Doc Hopper (Charles Durning) has other plans for our green, felt-covered protagonist. He’s the Col. Sanders of fried frog legs and wants Kermit to endorse his chain of fast food joints. Being the pure, artistic soul that he is, and not wanting to sell out his entire species, Kermit wants none of it. Hopper’s refusal to take no for an answer is about as close as this film comes to a plot.
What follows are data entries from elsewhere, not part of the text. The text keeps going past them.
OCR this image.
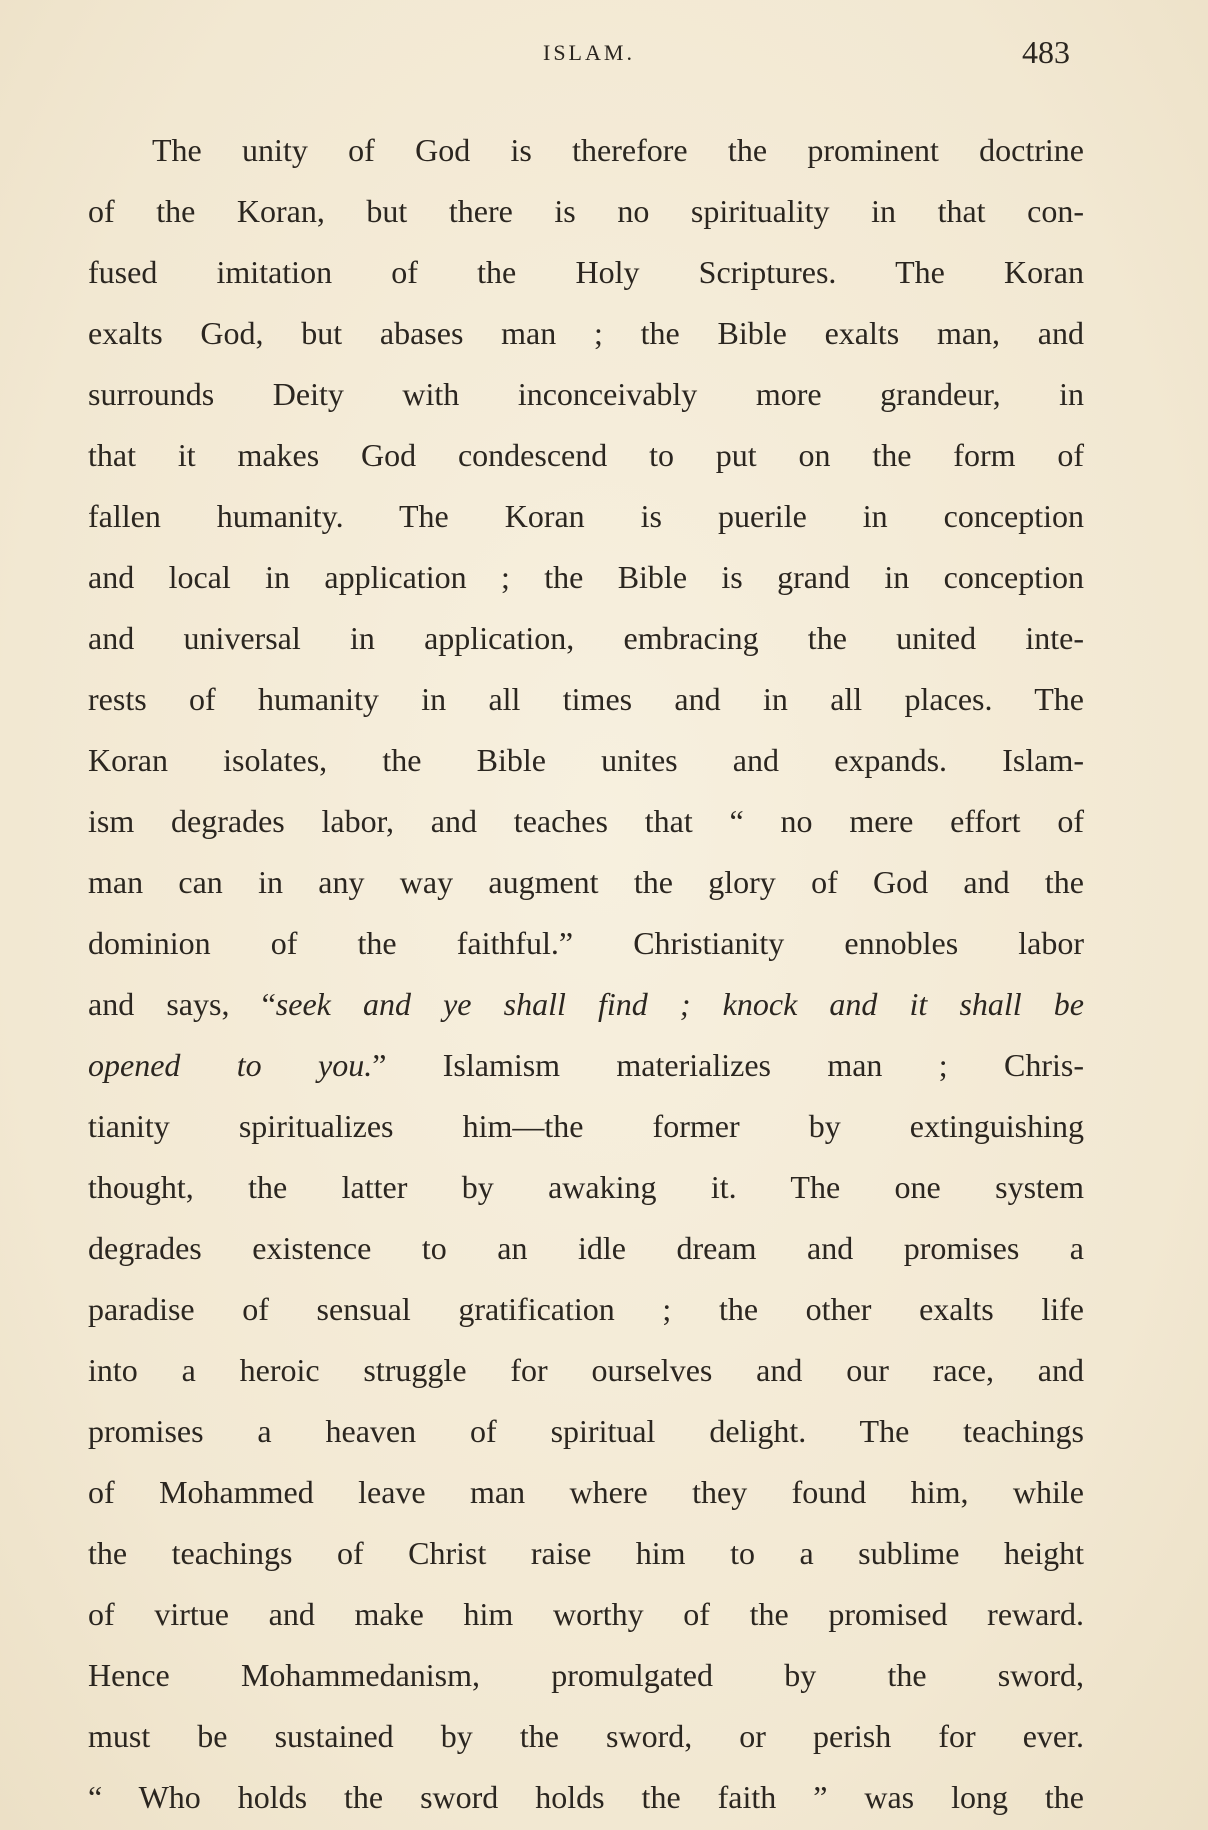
ISLAM.	483
The unity of God is therefore the prominent doctrine
of the Koran, but there is no spirituality in that con-
fused imitation of the Holy Scriptures. The Koran
exalts God, but abases man ; the Bible exalts man, and
surrounds Deity with inconceivably more grandeur, in
that it makes God condescend to put on the form of
fallen humanity. The Koran is puerile in conception
and local in application ; the Bible is grand in conception
and universal in application, embracing the united inte-
rests of humanity in all times and in all places. The
Koran isolates, the Bible unites and expands. Islam-
ism degrades labor, and teaches that “ no mere effort of
man can in any way augment the glory of God and the
dominion of the faithful.” Christianity ennobles labor
and says, “seek and ye shall find ; knock and it shall be
opened to you.” Islamism materializes man ; Chris-
tianity spiritualizes him—the former by extinguishing
thought, the latter by awaking it. The one system
degrades existence to an idle dream and promises a
paradise of sensual gratification ; the other exalts life
into a heroic struggle for ourselves and our race, and
promises a heaven of spiritual delight. The teachings
of Mohammed leave man where they found him, while
the teachings of Christ raise him to a sublime height
of virtue and make him worthy of the promised reward.
Hence Mohammedanism, promulgated by the sword,
must be sustained by the sword, or perish for ever.
“ Who holds the sword holds the faith ” was long the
Mostly, it’s an excuse to move us from puns to slapstick to sight gags and back again, punctuated by cameos from virtually everyone working in show business at the time plus a few who were retired but still breathing and at least partially ambulatory.
Along the way, the story “documents” Kermit’s first meetings with various famous Muppet characters, from Fozzie Bear, the Great Gonzo and Miss Piggy to Doctor Teeth and the Electric Mayhem, who don’t look anything like Presbyterians.
The film has no pretensions to being anything other than 95 minutes of giddy but not brainless entertainment. It asks nothing more than to know that you had fun. In this day of often hollow and empty computer effects, this unassuming little comedy gets a surprising amount of emotion and range out of a few ounces of foam rubber and felt.
You’ll laugh. You probably won’t cry. You will believe that a frog can ride a bicycle.